The opposition in its new configuration may well yield better results. An opposition party that runs independently of the left can more plausibly make the case that it is a centrist or center right alternative. Many voters have grown weary of Fidesz after such a long run in power, making conditions ideal for Tisza to win over Fidesz supporters. As in Poland, Magyar has pledged not to form a coalition with the incumbent. Unlike the Polish situation, however, Tisza has emerged as the dominant opposition force. The party’s role will likely not simply be to play spoiler in favor of the left, but rather will have the freedom to pursue its own vision for the country. 

What that vision will be depends entirely on Magyar, the man around whom the party has formed. Magyar’s rhetoric sounds very much like Orban’s. He speaks about Hungary in a grand, patriotic way and frequently references the country’s history and Christian faith. While perhaps surprising coming from an opposition candidate, it shows just how much Orban has shifted the entire political landscape in Hungary to the right. It may also be a genuine expression of the values of a man who only recently left Fidesz. He will need to convince at least some of the over 49 percent of Hungarians that voted for Fidesz in the 2022 election that such is the case. Attempting to convince his left-wing supporters and, eventually perhaps, coalition partners to sign on to his conservative program may prove even more difficult. Magyar has distanced himself from Ferenc Gyurcsany, the influential Orban rival who resigned as prime minister in a 2006 scandal that is still fresh in the minds of many Hungarians. It is hard to imagine, however, that—barring an outright majority for Tisza—he would decline partnership with the left given that he is defined by his opposition to Fidesz and has drawn much of his support from voters on the left.

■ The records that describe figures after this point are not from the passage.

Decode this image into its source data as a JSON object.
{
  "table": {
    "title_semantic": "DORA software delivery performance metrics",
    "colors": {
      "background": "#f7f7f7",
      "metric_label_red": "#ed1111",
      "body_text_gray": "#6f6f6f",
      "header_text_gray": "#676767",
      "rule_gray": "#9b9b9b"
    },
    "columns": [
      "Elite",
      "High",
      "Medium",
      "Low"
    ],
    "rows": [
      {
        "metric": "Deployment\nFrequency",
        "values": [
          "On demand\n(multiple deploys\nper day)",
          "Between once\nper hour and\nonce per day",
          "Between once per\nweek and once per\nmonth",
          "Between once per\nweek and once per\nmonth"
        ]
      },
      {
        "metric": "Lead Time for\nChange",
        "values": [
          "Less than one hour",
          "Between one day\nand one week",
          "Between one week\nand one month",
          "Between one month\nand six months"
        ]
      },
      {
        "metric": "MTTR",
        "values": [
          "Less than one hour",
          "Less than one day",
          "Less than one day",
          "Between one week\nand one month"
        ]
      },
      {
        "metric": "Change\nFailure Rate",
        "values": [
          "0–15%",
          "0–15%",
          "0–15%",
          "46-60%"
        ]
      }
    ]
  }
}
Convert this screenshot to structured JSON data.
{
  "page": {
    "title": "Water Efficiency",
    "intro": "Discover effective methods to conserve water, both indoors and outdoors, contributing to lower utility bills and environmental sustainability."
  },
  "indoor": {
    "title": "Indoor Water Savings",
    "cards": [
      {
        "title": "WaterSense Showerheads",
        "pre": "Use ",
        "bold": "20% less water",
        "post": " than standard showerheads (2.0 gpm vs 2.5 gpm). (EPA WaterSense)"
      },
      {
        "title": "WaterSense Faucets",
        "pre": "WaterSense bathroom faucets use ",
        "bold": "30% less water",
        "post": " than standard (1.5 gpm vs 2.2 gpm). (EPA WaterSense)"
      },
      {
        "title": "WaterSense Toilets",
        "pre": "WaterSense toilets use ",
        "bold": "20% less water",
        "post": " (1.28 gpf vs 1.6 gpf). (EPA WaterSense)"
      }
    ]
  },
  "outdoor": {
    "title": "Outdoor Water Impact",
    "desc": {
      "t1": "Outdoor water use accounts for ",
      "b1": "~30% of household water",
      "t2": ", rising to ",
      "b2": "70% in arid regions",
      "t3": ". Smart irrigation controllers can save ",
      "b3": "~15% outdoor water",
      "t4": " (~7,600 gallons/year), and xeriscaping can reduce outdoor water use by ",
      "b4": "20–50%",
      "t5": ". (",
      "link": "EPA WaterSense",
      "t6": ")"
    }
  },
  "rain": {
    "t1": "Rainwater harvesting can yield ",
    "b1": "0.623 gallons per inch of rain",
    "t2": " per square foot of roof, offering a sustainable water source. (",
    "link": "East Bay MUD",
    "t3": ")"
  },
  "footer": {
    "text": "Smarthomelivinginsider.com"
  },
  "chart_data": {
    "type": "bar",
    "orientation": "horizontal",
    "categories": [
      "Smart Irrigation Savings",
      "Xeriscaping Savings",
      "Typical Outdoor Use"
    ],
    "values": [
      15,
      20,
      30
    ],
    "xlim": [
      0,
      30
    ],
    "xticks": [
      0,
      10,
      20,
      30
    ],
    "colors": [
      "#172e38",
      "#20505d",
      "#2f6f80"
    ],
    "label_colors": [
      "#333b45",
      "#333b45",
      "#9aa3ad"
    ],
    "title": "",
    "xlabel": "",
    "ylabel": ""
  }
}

Bringing out new voters will also be a key to Magyar’s political future. The fact that overall participation in the typically low-turnout EU parliamentary election rose by nearly 16% between 2019 and this year suggests he may be able to generate the interest to do so.

At this point, it is difficult to predict much. Magyar is brand new on the scene and has no track record to judge him by. It may in fact be his greatest asset, allowing him to be a blank slate for hopes of political change. The fact that Tisza now has representatives in EU and municipal governments will change this.

As surprising as Tisza’s rise was, Fidesz’s underperformance should not be overstated. Fidesz won the third-highest percentage of the voter share of any winning party in the EU parliamentary elections. In the local elections in left-leaning Budapest, which makes up approximately a third of Hungary’s population, an independent candidate backed by Fidesz at the last moment came within 0.1% of unseating the incumbent green mayor. Fidesz also managed to hold on to most of its regional municipal governments in Budapest and around the country. And while Fidesz’s support dropped proportionally, it succeeded in turning out its voters, increasing its total votes from 1.8 million in 2019 to 2.1 million. And Fidesz managed to accomplish all of this in a midterm election when voters are more likely to vent their frustrations with the status quo.

Hungary was a forerunner on the trend of “right-wing populism” that has—and apparently continues to—sweep the West. Fidesz’s 2010s rise preceded Brexit and Donald Trump. If its success signaled winds of change then, its signs of stumbling are worth paying attention to now. Whether Tisza will turn out to be a flash in the pan or the beginning of a seismic shift in Europe’s most right-leaning country likely depends most on Viktor Orban. His successful leadership that so many conservatives throughout the West have come to admire will be put to its biggest test.